Pendant vingt ans, un vaste travail de restauration est mené avec notamment onze orgues historiques sauvés en Bolivie, au Mexique, en Argentine ou au Pérou. Au total, quinze pays sont concernés par les travaux de réhabilitation et diffusion des Chemins du Baroque, depuis le Canada (Québec), Cuba, la République Dominicaine, jusqu’au Chili, en passant par l’Equateur, la Colombie ou le Panama. Les instruments restaurés redonnent à la musique son éclat d’antan. Le projet de coopération culturelle permet aussi de former 400 jeunes musiciens en Amérique latine, où trois festivals internationaux sont créés ou parrainés : le festival Missiones de Chiquitos en Bolivie, Semana de musica barroca de Santiago au Chili, Jordanas de Musica Antigua del Centre Historico de la Habana à Cuba. Plus de 600 concerts sont aussi organisés, entre la France et l’Amérique du Sud. Et, puisque la préservation de la musique est au cœur de cette aventure, 57 enregistrements sont édités par le label K 617, créé en 1990 par Alain Pacquier.

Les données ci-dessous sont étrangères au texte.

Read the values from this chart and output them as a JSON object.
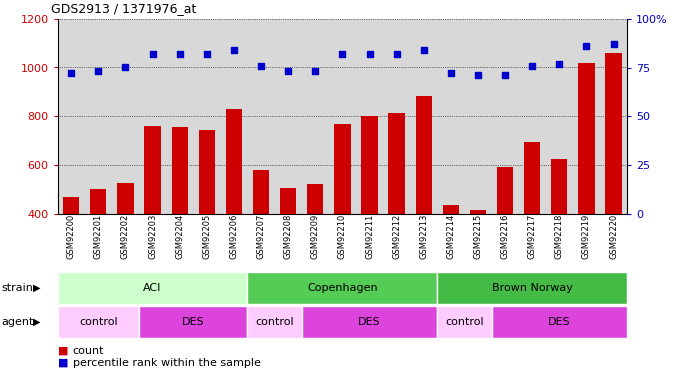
{
  "title": "GDS2913 / 1371976_at",
  "samples": [
    "GSM92200",
    "GSM92201",
    "GSM92202",
    "GSM92203",
    "GSM92204",
    "GSM92205",
    "GSM92206",
    "GSM92207",
    "GSM92208",
    "GSM92209",
    "GSM92210",
    "GSM92211",
    "GSM92212",
    "GSM92213",
    "GSM92214",
    "GSM92215",
    "GSM92216",
    "GSM92217",
    "GSM92218",
    "GSM92219",
    "GSM92220"
  ],
  "counts": [
    470,
    500,
    525,
    762,
    755,
    742,
    828,
    580,
    505,
    520,
    768,
    800,
    815,
    885,
    435,
    415,
    590,
    695,
    625,
    1020,
    1060
  ],
  "percentile_ranks": [
    72,
    73,
    75,
    82,
    82,
    82,
    84,
    76,
    73,
    73,
    82,
    82,
    82,
    84,
    72,
    71,
    71,
    76,
    77,
    86,
    87
  ],
  "ylim_left": [
    400,
    1200
  ],
  "ylim_right": [
    0,
    100
  ],
  "bar_color": "#cc0000",
  "dot_color": "#0000cc",
  "bg_color": "#d8d8d8",
  "strain_groups": [
    {
      "label": "ACI",
      "start": 0,
      "end": 6,
      "color": "#ccffcc"
    },
    {
      "label": "Copenhagen",
      "start": 7,
      "end": 13,
      "color": "#55cc55"
    },
    {
      "label": "Brown Norway",
      "start": 14,
      "end": 20,
      "color": "#44bb44"
    }
  ],
  "agent_groups": [
    {
      "label": "control",
      "start": 0,
      "end": 2,
      "color": "#ffccff"
    },
    {
      "label": "DES",
      "start": 3,
      "end": 6,
      "color": "#dd44dd"
    },
    {
      "label": "control",
      "start": 7,
      "end": 8,
      "color": "#ffccff"
    },
    {
      "label": "DES",
      "start": 9,
      "end": 13,
      "color": "#dd44dd"
    },
    {
      "label": "control",
      "start": 14,
      "end": 15,
      "color": "#ffccff"
    },
    {
      "label": "DES",
      "start": 16,
      "end": 20,
      "color": "#dd44dd"
    }
  ],
  "left_tick_color": "#cc0000",
  "right_tick_color": "#0000cc",
  "yticks_left": [
    400,
    600,
    800,
    1000,
    1200
  ],
  "yticks_right": [
    0,
    25,
    50,
    75,
    100
  ],
  "right_tick_labels": [
    "0",
    "25",
    "50",
    "75",
    "100%"
  ]
}
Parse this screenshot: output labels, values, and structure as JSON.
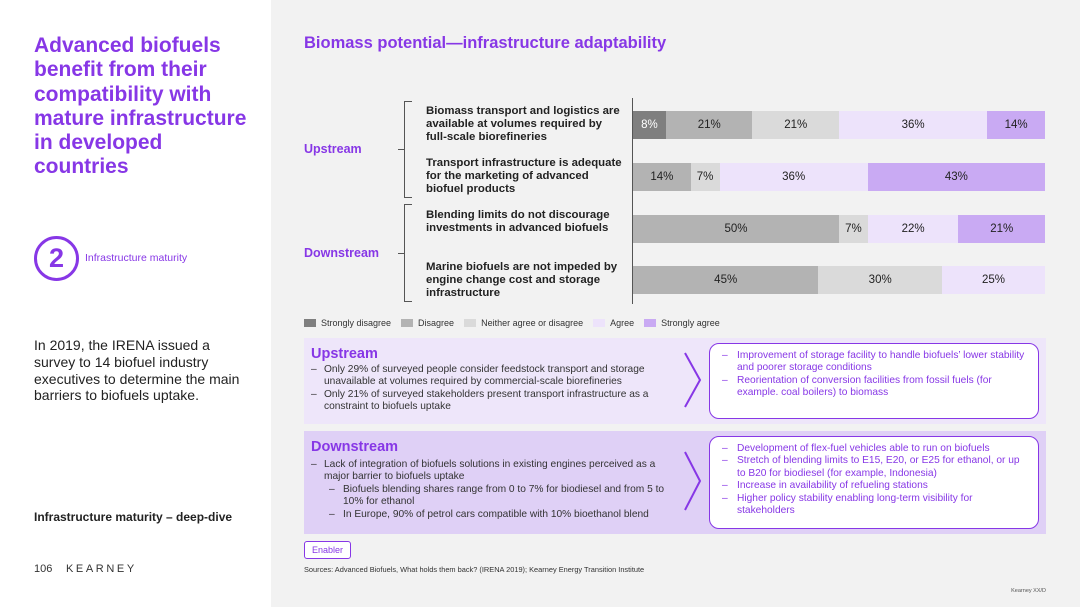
{
  "headline": "Advanced biofuels benefit from their compatibility with mature infrastructure in developed countries",
  "step": {
    "number": "2",
    "label": "Infrastructure maturity"
  },
  "intro": "In 2019, the IRENA issued a survey to 14 biofuel industry executives to determine the main barriers to biofuels uptake.",
  "section_title": "Infrastructure maturity – deep-dive",
  "page_number": "106",
  "logo": "KEARNEY",
  "chart_title": "Biomass potential—infrastructure adaptability",
  "groups": {
    "upstream": "Upstream",
    "downstream": "Downstream"
  },
  "colors": {
    "strongly_disagree": "#7f7f7f",
    "disagree": "#b3b3b3",
    "neutral": "#dadada",
    "agree": "#ede3fb",
    "strongly_agree": "#c9aaf3",
    "accent": "#8737e6"
  },
  "chart_data": {
    "type": "bar",
    "stacked": true,
    "orientation": "horizontal",
    "percent_scale": [
      0,
      100
    ],
    "categories": [
      "Biomass transport and logistics are available at volumes required by full-scale biorefineries",
      "Transport infrastructure is adequate for the marketing of advanced biofuel products",
      "Blending limits do not discourage investments in advanced biofuels",
      "Marine biofuels are not impeded by engine change cost and storage infrastructure"
    ],
    "series": [
      {
        "name": "Strongly disagree",
        "values": [
          8,
          0,
          0,
          0
        ]
      },
      {
        "name": "Disagree",
        "values": [
          21,
          14,
          50,
          45
        ]
      },
      {
        "name": "Neither agree or disagree",
        "values": [
          21,
          7,
          7,
          30
        ]
      },
      {
        "name": "Agree",
        "values": [
          36,
          36,
          22,
          25
        ]
      },
      {
        "name": "Strongly agree",
        "values": [
          14,
          43,
          21,
          0
        ]
      }
    ],
    "value_labels": [
      [
        "8%",
        "21%",
        "21%",
        "36%",
        "14%"
      ],
      [
        "",
        "14%",
        "7%",
        "36%",
        "43%"
      ],
      [
        "",
        "50%",
        "7%",
        "22%",
        "21%"
      ],
      [
        "",
        "45%",
        "30%",
        "25%",
        ""
      ]
    ],
    "legend_position": "bottom-left"
  },
  "legend": [
    "Strongly disagree",
    "Disagree",
    "Neither agree or disagree",
    "Agree",
    "Strongly agree"
  ],
  "panels": {
    "upstream": {
      "title": "Upstream",
      "findings": [
        "Only 29% of surveyed people consider feedstock transport and storage unavailable at volumes required by commercial-scale biorefineries",
        "Only 21% of surveyed stakeholders present transport infrastructure as a constraint to biofuels uptake"
      ],
      "enablers": [
        "Improvement of storage facility to handle biofuels’ lower stability and poorer storage conditions",
        "Reorientation of conversion facilities from fossil fuels (for example. coal boilers) to biomass"
      ]
    },
    "downstream": {
      "title": "Downstream",
      "findings": [
        "Lack of integration of biofuels solutions in existing engines perceived as a major barrier to biofuels uptake",
        "Biofuels blending shares range from 0 to 7% for biodiesel and from 5 to 10% for ethanol",
        "In Europe, 90% of petrol cars compatible with 10% bioethanol blend"
      ],
      "enablers": [
        "Development of flex-fuel vehicles able to run on biofuels",
        "Stretch of blending limits to E15, E20, or E25 for ethanol, or up to B20 for biodiesel (for example, Indonesia)",
        "Increase in availability of refueling stations",
        "Higher policy stability enabling long-term visibility for stakeholders"
      ]
    }
  },
  "enabler_tag": "Enabler",
  "sources": "Sources: Advanced Biofuels, What holds them back? (IRENA 2019); Kearney Energy Transition Institute",
  "footer_right": "Kearney XX/D"
}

Chanteurs, danseurs, instrumentistes de San Ignacio Moxos (Bolivie), reconstituant le patrimoine des « réductions jésuites » de l’Amazonie. Copyright Le Couvent
Chanteurs, danseurs, instrumentistes de San Ignacio Moxos (Bolivie), reconstituant le patrimoine des « réductions jésuites » de l’Amazonie. Copyright Le Couvent

En 2001, le Mois National du Baroque latino-américain est l’occasion de belles rencontres entre des musiciens d’Amérique latine et des chorales ou orchestres de chambre français. La foisonnante aventure du Centre International des Chemins du Baroque trouve un élégant épilogue dix ans plus tard, avec CAMINOS 2011. Plus de six cents musiciens des deux continents se réunissent en France durant dix jours, pour une centaine de concerts donnant à entendre la musique baroque. Dix concerts ont enfin lieu au Musée du Quai Branly, lieu de dialogue des cultures, complétés de conférences, projections de films et ateliers. Cette manifestation aux allures de fête marque la fin d’un engagement de vingt ans pour la Fondation BNP Paribas.